Ed shrugged. ‘Whatever,’ he said.
‘Good. Well then, I don’t think we need to keep you any longer.’ The man’s words were friendly, but his voice wasn’t. Ed stood up and walked to the door.
‘Ed,’ the woman’s voice called softly before he had a chance to open it. He stopped and turned round.
‘What?’
‘We’ll know if you’re lying. You do realize that, don’t you?’
Ed frowned. He gave them a hard look, then dug his fingernails a little more firmly into the palm of his hand. Then he shrugged again, opened the door and walked out.
They were just trying to put the frighteners on him, he told himself.

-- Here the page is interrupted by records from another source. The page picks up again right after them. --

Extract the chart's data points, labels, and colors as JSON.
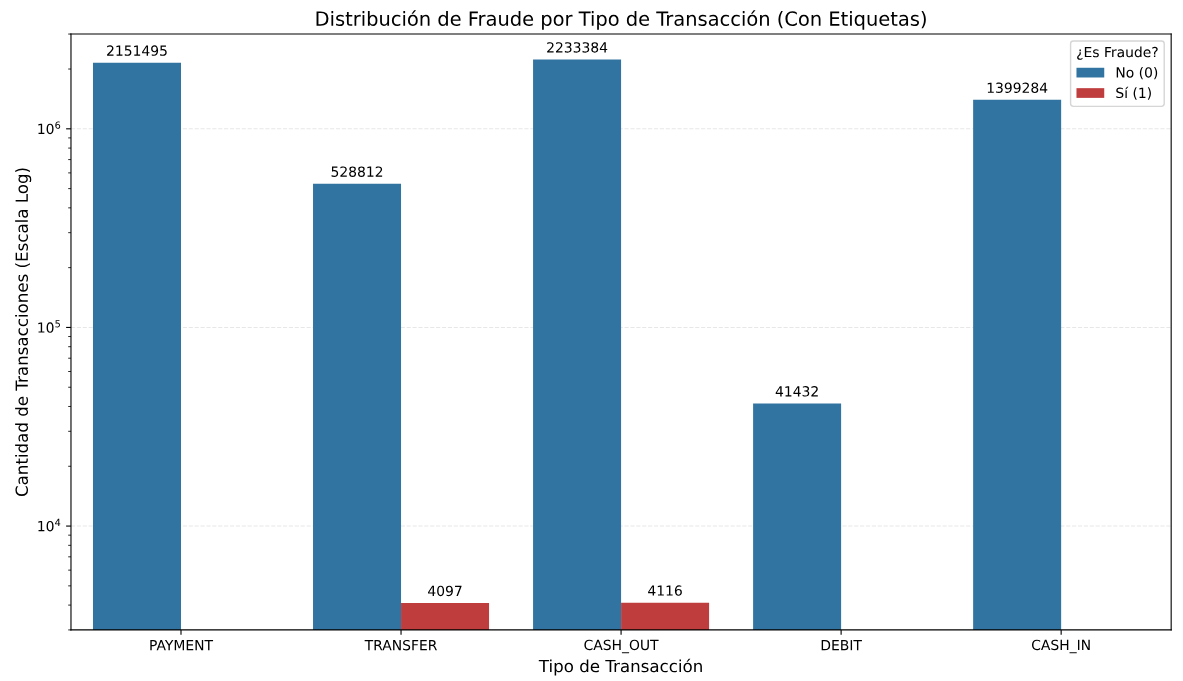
{
  "chart_data": {
    "type": "bar",
    "title": "Distribución de Fraude por Tipo de Transacción (Con Etiquetas)",
    "xlabel": "Tipo de Transacción",
    "ylabel": "Cantidad de Transacciones (Escala Log)",
    "legend_title": "¿Es Fraude?",
    "categories": [
      "PAYMENT",
      "TRANSFER",
      "CASH_OUT",
      "DEBIT",
      "CASH_IN"
    ],
    "series": [
      {
        "name": "No (0)",
        "color": "#3274a1",
        "values": [
          2151495,
          528812,
          2233384,
          41432,
          1399284
        ]
      },
      {
        "name": "Sí (1)",
        "color": "#c03d3e",
        "values": [
          null,
          4097,
          4116,
          null,
          null
        ]
      }
    ],
    "log": true,
    "ylim": [
      3000,
      3000000
    ],
    "yticks": [
      {
        "value": 10000,
        "label": "10$^{4}$"
      },
      {
        "value": 100000,
        "label": "10$^{5}$"
      },
      {
        "value": 1000000,
        "label": "10$^{6}$"
      }
    ],
    "grid": "y",
    "legend": "top right",
    "data_labels": true
  }
}
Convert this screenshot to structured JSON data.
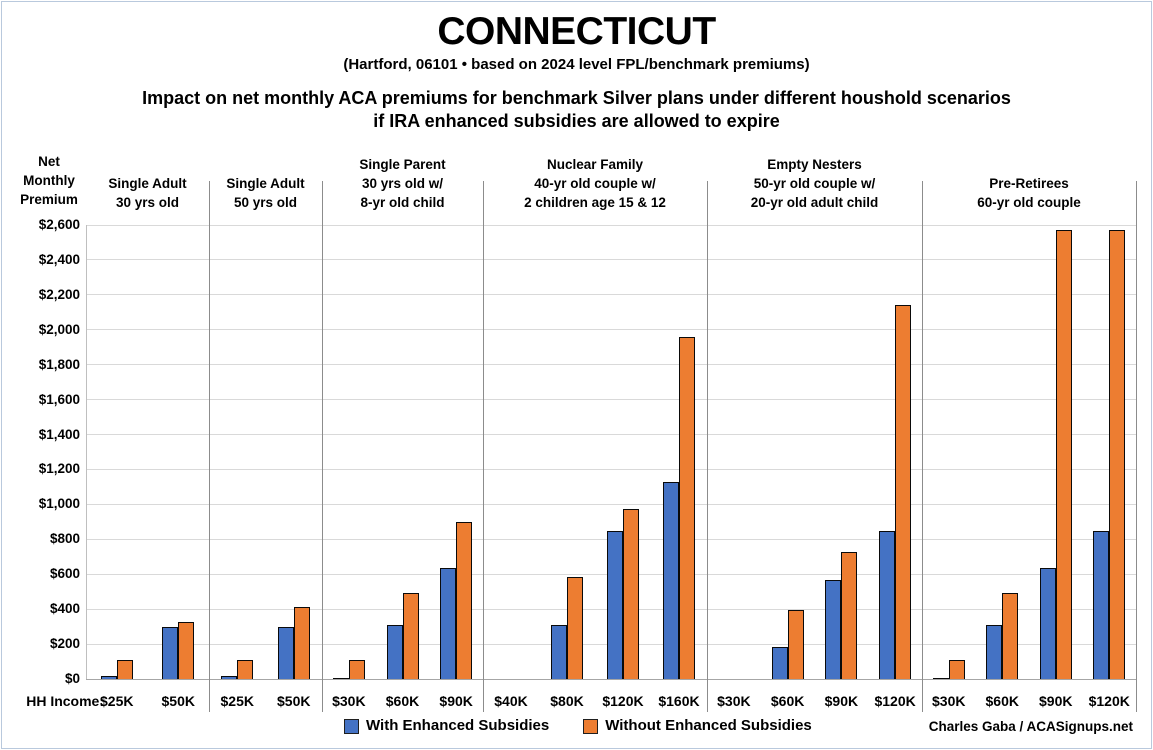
{
  "header": {
    "title": "CONNECTICUT",
    "subtitle": "(Hartford, 06101 • based on 2024 level FPL/benchmark premiums)",
    "heading_line1": "Impact on net monthly ACA premiums for benchmark Silver plans under different houshold scenarios",
    "heading_line2": "if IRA enhanced subsidies are allowed to expire"
  },
  "chart_data": {
    "type": "bar",
    "title": "Impact on net monthly ACA premiums for benchmark Silver plans under different houshold scenarios if IRA enhanced subsidies are allowed to expire",
    "ylabel": "Net Monthly Premium",
    "y_axis_title_lines": [
      "Net",
      "Monthly",
      "Premium"
    ],
    "ylim": [
      0,
      2600
    ],
    "ytick_step": 200,
    "ytick_prefix": "$",
    "grid": true,
    "legend_position": "bottom",
    "x_axis_label": "HH Income:",
    "legend": [
      {
        "name": "With Enhanced Subsidies",
        "color": "#4472C4"
      },
      {
        "name": "Without Enhanced Subsidies",
        "color": "#ED7D31"
      }
    ],
    "credit": "Charles Gaba / ACASignups.net",
    "groups": [
      {
        "title_lines": [
          "Single Adult",
          "30 yrs old"
        ],
        "categories": [
          "$25K",
          "$50K"
        ],
        "with_enhanced": [
          20,
          295
        ],
        "without_enhanced": [
          110,
          325
        ]
      },
      {
        "title_lines": [
          "Single Adult",
          "50 yrs old"
        ],
        "categories": [
          "$25K",
          "$50K"
        ],
        "with_enhanced": [
          20,
          295
        ],
        "without_enhanced": [
          110,
          410
        ]
      },
      {
        "title_lines": [
          "Single Parent",
          "30 yrs old w/",
          "8-yr old child"
        ],
        "categories": [
          "$30K",
          "$60K",
          "$90K"
        ],
        "with_enhanced": [
          8,
          310,
          635
        ],
        "without_enhanced": [
          110,
          490,
          900
        ]
      },
      {
        "title_lines": [
          "Nuclear Family",
          "40-yr old couple w/",
          "2 children age 15 & 12"
        ],
        "categories": [
          "$40K",
          "$80K",
          "$120K",
          "$160K"
        ],
        "with_enhanced": [
          0,
          310,
          845,
          1130
        ],
        "without_enhanced": [
          0,
          585,
          975,
          1960
        ]
      },
      {
        "title_lines": [
          "Empty Nesters",
          "50-yr old couple w/",
          "20-yr old adult child"
        ],
        "categories": [
          "$30K",
          "$60K",
          "$90K",
          "$120K"
        ],
        "with_enhanced": [
          0,
          185,
          565,
          845
        ],
        "without_enhanced": [
          0,
          395,
          730,
          2140
        ]
      },
      {
        "title_lines": [
          "Pre-Retirees",
          "60-yr old couple"
        ],
        "categories": [
          "$30K",
          "$60K",
          "$90K",
          "$120K"
        ],
        "with_enhanced": [
          8,
          310,
          635,
          845
        ],
        "without_enhanced": [
          110,
          490,
          2570,
          2570
        ]
      }
    ]
  }
}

They didn’t suspect anything.
Even if they did, they had nothing on him. Nothing at all. He just had to keep up the pretence. Do everything he could not to crack. And he knew he could do it. After all, there was no way he was going to let Ben Tracey, of all people, get any help from him…
Chapter Ten
The day passed slowly and uncomfortably. As light trickled into their new prison, Ben saw that they had indeed been put into a room that contained nothing they could use to their advantage: just a low bed with a thin mattress and very little else. He let Aarya take the bed while he lay on the hard, dusty floor. Sometimes he would fall asleep, only to be woken with a start by the booming of weaponry in the distance, or the occasional muttering of Aarya’s regular prayers. Whenever that happened he would look around, confused and not knowing where he was. But then he’d see Aarya’s terrified face and the locked door and it would all come back to him in a sickening flash.